We have a cross platform mobile app that uses a native C library to read some data (among other things). On Android the data is in a obb file that we get using the Expansion APK mechanism. This has been working very well for us. However, we've found that on the 2nd generation (2013) Nexus 7 table and on Nexus 5 phones, we are reading some data from the obb that is corrupted. The actual obb file is not corrupted, but what we read from it is.

The best example I have is with WebView reading an HTML file from the mounted obb. The first part of the HTML will be fine and then there is gibberish in the second part. Interestingly, the gibberish is recognizable as binary data from elsewhere in the obb. It is almost like the Android code that reads the obb is getting the block mapping wrong.

I've narrowed it down to being triggered by some C code that reads objects out of the obb. If I comment this out, the HTML will be fine when I later access it. Now it is possible there are bugs in the C code, but this library has been used on two other platforms without issues. It also works just fine on a first generation Nexus 7 and on other non-Nexus devices.
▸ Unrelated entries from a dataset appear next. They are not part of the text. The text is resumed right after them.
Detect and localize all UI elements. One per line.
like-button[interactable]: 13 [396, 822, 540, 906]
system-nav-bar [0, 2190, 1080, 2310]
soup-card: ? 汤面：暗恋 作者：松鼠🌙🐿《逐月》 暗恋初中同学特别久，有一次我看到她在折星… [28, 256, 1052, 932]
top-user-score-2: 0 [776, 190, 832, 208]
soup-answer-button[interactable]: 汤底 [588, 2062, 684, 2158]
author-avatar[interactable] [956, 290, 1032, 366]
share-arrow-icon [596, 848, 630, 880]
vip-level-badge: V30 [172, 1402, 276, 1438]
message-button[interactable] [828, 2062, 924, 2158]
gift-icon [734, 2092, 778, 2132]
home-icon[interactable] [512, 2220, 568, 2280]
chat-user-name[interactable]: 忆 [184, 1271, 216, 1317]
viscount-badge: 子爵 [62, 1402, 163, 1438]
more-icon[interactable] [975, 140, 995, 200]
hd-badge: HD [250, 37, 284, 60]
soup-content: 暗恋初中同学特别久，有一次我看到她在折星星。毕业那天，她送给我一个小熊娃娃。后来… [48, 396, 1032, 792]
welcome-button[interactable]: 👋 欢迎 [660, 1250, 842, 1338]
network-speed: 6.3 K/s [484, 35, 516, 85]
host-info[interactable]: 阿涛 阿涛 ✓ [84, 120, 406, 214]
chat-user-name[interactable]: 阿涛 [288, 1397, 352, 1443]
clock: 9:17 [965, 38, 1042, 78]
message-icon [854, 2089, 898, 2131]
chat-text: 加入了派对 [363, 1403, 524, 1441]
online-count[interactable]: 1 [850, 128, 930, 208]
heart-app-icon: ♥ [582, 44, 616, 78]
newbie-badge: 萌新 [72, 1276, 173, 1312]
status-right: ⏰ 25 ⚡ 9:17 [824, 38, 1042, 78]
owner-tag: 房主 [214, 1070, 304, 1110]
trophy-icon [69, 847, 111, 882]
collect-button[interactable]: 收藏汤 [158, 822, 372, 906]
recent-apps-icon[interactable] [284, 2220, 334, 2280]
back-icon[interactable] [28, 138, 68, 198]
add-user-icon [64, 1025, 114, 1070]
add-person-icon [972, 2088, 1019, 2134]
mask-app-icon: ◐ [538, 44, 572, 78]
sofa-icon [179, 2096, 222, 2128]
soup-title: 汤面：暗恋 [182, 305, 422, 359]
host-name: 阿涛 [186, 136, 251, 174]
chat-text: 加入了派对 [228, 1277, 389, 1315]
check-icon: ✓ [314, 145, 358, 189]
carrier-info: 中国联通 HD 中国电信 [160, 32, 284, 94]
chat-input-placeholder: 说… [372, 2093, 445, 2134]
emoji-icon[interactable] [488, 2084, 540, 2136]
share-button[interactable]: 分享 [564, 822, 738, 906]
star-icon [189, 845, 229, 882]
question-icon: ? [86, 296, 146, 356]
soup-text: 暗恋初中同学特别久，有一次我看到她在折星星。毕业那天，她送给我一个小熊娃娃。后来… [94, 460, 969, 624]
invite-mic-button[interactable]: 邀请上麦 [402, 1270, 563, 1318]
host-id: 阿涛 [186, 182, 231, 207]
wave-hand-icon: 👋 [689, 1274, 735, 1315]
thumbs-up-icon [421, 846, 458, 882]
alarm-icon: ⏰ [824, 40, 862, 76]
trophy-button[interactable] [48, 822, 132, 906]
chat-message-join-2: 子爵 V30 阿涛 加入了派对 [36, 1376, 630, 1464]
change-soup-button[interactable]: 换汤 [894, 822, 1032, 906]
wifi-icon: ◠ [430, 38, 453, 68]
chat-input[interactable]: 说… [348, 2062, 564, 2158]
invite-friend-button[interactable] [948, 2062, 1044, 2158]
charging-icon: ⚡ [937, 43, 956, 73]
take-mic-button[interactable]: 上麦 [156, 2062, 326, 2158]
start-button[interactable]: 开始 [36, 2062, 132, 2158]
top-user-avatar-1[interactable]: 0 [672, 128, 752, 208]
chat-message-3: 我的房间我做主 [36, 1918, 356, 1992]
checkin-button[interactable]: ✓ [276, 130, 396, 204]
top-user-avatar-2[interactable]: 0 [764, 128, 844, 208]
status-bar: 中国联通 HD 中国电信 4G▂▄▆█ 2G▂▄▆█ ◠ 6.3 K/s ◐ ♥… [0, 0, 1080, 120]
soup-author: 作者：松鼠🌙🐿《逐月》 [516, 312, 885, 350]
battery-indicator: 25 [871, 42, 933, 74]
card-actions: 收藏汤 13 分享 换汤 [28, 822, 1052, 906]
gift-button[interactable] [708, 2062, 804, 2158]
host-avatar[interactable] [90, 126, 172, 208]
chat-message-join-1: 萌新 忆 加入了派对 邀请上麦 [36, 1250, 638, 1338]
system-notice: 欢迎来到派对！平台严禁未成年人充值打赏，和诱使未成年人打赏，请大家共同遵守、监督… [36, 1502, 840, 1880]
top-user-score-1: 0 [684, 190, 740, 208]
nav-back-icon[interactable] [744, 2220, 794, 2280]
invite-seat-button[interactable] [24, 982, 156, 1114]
So does anyone have any thoughts about what this could be? It seems to happen with both Android 4.3.x and Android 4.4.x on these Nexus devices. What could be different hardware-wise that could cause this corruption? I assume things like the C library come with Android and aren't built into the firmware somehow?

役に立ちましたか?

解決

I had the exact same problem, randomly corrupted assets when reading from the OBB in a native C library using stdio functions. Segments of 128 bytes were consistently corrupted in the mounted OBB. Any changes in the data would shift the byte segment, resulting in a different asset being corrupted. This was only a problem for phones running O/S v.4.4.x(KitKat) and v.5.x.x(Lollipop), phones running 6.x.x(Marshmallow) and later are unaffected as far as I know.

To circumvent this, rather than mounting the .obb, I ended up using the alternate .zip method as outlined here: https://developer.android.com/google/play/expansion-files.html.

I simply packed the data into a .zip with 0 compression(store), renamed to .obb, uploaded it to google play. When the user first starts the app, I extract the file to external storage using the APK Expansion Zip Library and then read the files directly rather than via mounting. This results in the app being twice the size on the phone, but it's preferable to being completely broken on some systems due to corrupted data.